Pete probably started it. He destroyed 35 guitars in 1967 alone, which history will show was a bad year to be a guitar. That was the year when Hendrix burnt his at the Monterey Pop festival. Jimi kneeling over the burning guitar, pouring fuel on the flames and still somehow tempting music out of it was one of the defining images of the '60s.
It captured a certain essence of the times. Rock gigs by acts like Hendrix, The Who and others were driving audiences into a frenzy. They were reaching a climax from which there seemed to be no release. Smashing the guitar was a cathartic escape. It was symbolic, fitting, utterly final. Girl we couldn’t get much higher.
It also took no prisoners in terms of the generation gap. No one of a conservative bent could understand the wanton destruction of musical instruments. This was all the evidence they needed to confirm that demonic forces were at work and their children in league with the devil. There was no hiding your hand.
It was a baton that was almost passed from generation to generation. When Paul Simonon of the Clash destroyed his bass onstage at the NY Palladium it was if my generation, punk and proud, had come of age. Pennie Smith’s image, the cover of London Calling, is often referred to as rock’s greatest photo.
Despite advice, I ‘tried it at home'. For an RTÉ video with my first band, The End, we asked if we could destroy a guitar. We were told it was a Health and Safety issue for the camera crew. We asked could we smash a vase with the guitar but it was another ‘no'. We compromised on hitting the vase with the guitar but not smashing it.
In the final shoot it just looked like the vase had been swept out of shot by a golf club. It was more a vanishing act, a slight of hand, than an act of wanton destruction. One minute there was a vase, next minute there wasn’t. Much like the band itself.
Crosby, it is worth noting, is the man who once said that to have been in band just after the invention of the pill but just before the arrival of Aids was the time to be alive. And I am quite sure he was correct. I doubt there are many had a better time in the 1960s, or indeed the '70s.

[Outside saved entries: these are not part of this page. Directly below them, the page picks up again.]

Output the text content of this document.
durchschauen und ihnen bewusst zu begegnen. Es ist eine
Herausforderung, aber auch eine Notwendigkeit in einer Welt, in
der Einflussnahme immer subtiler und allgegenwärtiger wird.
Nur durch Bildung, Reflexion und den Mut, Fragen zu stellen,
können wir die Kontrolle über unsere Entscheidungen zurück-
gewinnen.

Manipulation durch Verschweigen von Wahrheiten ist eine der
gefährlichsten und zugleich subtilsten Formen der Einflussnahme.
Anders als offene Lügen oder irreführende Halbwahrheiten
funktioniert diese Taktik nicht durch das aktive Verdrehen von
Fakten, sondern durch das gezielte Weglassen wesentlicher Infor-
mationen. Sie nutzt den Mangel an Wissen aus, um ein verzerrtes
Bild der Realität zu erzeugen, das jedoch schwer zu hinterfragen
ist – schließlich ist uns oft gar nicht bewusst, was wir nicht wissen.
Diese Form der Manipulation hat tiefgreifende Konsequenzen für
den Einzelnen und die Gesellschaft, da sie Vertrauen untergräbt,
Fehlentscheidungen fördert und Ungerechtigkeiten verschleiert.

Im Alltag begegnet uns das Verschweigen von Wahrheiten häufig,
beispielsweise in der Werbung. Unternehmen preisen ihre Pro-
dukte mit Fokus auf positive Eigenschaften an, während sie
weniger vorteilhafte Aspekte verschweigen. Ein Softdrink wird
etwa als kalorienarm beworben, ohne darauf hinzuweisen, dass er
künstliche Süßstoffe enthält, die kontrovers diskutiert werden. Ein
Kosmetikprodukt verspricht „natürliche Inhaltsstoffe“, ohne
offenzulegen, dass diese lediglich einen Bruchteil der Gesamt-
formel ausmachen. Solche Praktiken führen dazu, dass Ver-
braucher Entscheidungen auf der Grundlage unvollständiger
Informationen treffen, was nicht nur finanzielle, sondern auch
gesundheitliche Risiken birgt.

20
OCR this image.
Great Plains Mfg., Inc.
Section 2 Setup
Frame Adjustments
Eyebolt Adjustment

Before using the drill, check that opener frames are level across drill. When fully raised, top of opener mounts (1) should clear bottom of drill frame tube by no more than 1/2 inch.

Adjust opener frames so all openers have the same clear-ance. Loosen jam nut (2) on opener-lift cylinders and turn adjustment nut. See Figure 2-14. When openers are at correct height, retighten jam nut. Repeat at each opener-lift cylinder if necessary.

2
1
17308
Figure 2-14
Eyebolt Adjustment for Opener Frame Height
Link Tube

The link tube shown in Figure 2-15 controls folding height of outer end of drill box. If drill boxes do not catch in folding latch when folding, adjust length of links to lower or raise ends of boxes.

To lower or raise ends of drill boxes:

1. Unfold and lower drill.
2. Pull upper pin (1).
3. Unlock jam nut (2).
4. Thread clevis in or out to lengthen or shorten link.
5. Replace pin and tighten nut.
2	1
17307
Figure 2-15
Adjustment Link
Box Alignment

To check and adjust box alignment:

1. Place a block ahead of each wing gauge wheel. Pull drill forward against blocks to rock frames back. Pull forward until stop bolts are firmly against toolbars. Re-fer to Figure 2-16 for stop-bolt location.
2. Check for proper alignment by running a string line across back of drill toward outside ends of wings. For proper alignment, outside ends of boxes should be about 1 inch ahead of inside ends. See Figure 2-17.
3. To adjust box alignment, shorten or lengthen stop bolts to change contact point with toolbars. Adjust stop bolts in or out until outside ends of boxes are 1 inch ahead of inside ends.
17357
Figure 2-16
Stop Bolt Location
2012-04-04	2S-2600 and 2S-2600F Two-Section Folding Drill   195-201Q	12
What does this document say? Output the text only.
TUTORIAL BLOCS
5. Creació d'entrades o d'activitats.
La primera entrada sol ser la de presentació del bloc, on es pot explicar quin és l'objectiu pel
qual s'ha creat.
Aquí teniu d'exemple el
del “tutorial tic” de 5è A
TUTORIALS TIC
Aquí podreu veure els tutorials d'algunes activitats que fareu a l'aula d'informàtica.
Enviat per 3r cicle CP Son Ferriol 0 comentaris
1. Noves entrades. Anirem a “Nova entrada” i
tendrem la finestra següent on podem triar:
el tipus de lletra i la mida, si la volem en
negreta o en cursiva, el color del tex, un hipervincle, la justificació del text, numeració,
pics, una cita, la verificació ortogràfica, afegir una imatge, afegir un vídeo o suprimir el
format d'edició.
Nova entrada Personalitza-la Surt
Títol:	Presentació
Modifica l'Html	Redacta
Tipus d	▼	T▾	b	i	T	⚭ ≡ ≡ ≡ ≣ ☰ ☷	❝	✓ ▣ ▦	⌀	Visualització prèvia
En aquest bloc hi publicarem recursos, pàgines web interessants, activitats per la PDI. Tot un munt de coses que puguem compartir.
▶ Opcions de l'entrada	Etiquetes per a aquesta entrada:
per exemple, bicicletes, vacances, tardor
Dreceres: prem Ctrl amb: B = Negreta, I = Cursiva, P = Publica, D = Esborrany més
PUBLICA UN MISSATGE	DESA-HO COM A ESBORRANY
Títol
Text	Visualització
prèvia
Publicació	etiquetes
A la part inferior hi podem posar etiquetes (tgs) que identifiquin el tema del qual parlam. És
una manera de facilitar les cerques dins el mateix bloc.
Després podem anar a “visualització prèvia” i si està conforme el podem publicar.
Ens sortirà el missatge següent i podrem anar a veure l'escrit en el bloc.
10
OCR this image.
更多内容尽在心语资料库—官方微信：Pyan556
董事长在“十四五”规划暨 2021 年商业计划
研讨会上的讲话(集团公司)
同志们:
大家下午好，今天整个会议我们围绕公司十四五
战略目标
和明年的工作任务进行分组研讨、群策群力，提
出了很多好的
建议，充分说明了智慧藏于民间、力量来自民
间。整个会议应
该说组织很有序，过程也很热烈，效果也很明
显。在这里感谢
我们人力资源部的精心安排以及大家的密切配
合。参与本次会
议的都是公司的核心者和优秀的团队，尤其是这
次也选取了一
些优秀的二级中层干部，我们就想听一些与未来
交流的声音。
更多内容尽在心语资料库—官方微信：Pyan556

This might have been the time to take him to my Westworld Island, when his reputation as the hippies’ hippy, the artist’s artist and the coolest man in music was still intact. A time long before social media.
He would like his new home. The island will feature robotic roadies, fans and corrupt managers. There will only be three types of buildings: airports, hotels and venues. “It’s just a big solo tour, David,” I’ll tell him, “it’s just that it never ends.” He won’t notice a thing.